What is better between Agents and Direct Connection ? How can I scale vertically, horizontally, etc.?

VincentF · September 17, 2024, 4:07pm

I’m setting up a connection to an external system. I want to load data from this system.
I have 2 main options:

Agents based connection
Direct connection

Which one should I use ? When ? What are the pros and cons of both ?
How do they scale up vertically, horizontally, dynamically ?

VincentF · September 17, 2024, 4:34pm

Note: the below is only a simplification of all the options available. The docs are more precise and exhaustive, but this should be a start.

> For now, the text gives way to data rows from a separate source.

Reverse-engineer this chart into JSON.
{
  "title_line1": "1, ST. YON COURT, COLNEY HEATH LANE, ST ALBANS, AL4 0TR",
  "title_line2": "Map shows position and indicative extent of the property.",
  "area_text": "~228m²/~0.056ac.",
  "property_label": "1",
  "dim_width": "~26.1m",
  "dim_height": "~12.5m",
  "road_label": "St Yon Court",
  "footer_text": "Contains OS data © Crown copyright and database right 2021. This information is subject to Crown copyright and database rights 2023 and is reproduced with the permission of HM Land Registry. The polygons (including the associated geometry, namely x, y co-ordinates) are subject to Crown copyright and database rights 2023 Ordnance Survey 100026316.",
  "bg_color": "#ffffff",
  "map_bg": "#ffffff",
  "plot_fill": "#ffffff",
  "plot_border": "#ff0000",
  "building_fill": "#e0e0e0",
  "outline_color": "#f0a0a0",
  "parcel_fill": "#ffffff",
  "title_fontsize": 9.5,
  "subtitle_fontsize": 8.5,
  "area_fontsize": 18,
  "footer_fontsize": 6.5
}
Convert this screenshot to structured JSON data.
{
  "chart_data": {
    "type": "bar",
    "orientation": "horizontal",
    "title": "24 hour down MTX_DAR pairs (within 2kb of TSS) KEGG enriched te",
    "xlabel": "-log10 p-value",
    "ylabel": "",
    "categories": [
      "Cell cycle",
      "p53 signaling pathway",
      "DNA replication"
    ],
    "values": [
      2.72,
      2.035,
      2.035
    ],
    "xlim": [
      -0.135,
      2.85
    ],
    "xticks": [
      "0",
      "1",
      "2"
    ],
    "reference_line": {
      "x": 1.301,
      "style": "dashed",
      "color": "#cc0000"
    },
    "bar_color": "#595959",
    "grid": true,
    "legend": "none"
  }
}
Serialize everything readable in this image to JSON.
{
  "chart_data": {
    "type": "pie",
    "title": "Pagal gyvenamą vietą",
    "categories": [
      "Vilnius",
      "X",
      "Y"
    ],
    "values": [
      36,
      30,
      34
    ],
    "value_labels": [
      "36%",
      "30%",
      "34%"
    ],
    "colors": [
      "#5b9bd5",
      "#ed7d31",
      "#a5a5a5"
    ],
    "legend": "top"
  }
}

First, what is the difference:

Direct connection is a container spun up on-demand to ingest data whenever you need this data to be ingested. It requires egresses to be setup (=authorization to “reach out” to given systems). It can only reaches system that have an IP or a URL that is internet-accessible, as the URL/IP is resolved from Foundry directly.
https://www.palantir.com/docs/foundry/data-connection/set-up-direct-connection/
An Agent proxy behaves like an inverting network proxy, forwarding network traffic originating in Foundry into the network where the agent is deployed, and relaying traffic back to Foundry. This is useful for some specific type of sources.
An Agent worker also historically called Agent is a small piece of software, that runs on (most often) a linux host machine, which can access (network wise) the source system you want to pull data from and your Foundry instance.
https://www.palantir.com/docs/foundry/data-connection/set-up-agent/

Different capabilities are supported by the different means to connect.
https://www.palantir.com/docs/foundry/data-connection/core-concepts/#capabilities.

Other useful vocabulary:

A Source = the description in Foundry of an external source system, which it can connect to, include credentials, URLs, etc. and other information relevant to connect. (e.g. My Postgres Database)
A Sync = the definition of an ingestion job, some data to load and how to load it. (e.g. SELECT * from MY_TABLE) - Note: you will find better definition directly in the docs, there https://www.palantir.com/docs/foundry/data-connection/core-concepts/ which encompass batch sync, stream sync, media syncs etc.

What should I use ?

Use Direct Connection when you can. That’s less to setup, simpler to maintain (no linux box to handle), scales better to increased loads.
Use Agent proxy if you can. Today it is only usable for a subset of sources: REST sources, virtual tables for some source systems, … but it will expand in the future.
Use Agents worker/Agent if required to reach out to on-prem systems, systems not internet-accessible, having no public IP or URL, etc. when Agent proxy is not a viable option.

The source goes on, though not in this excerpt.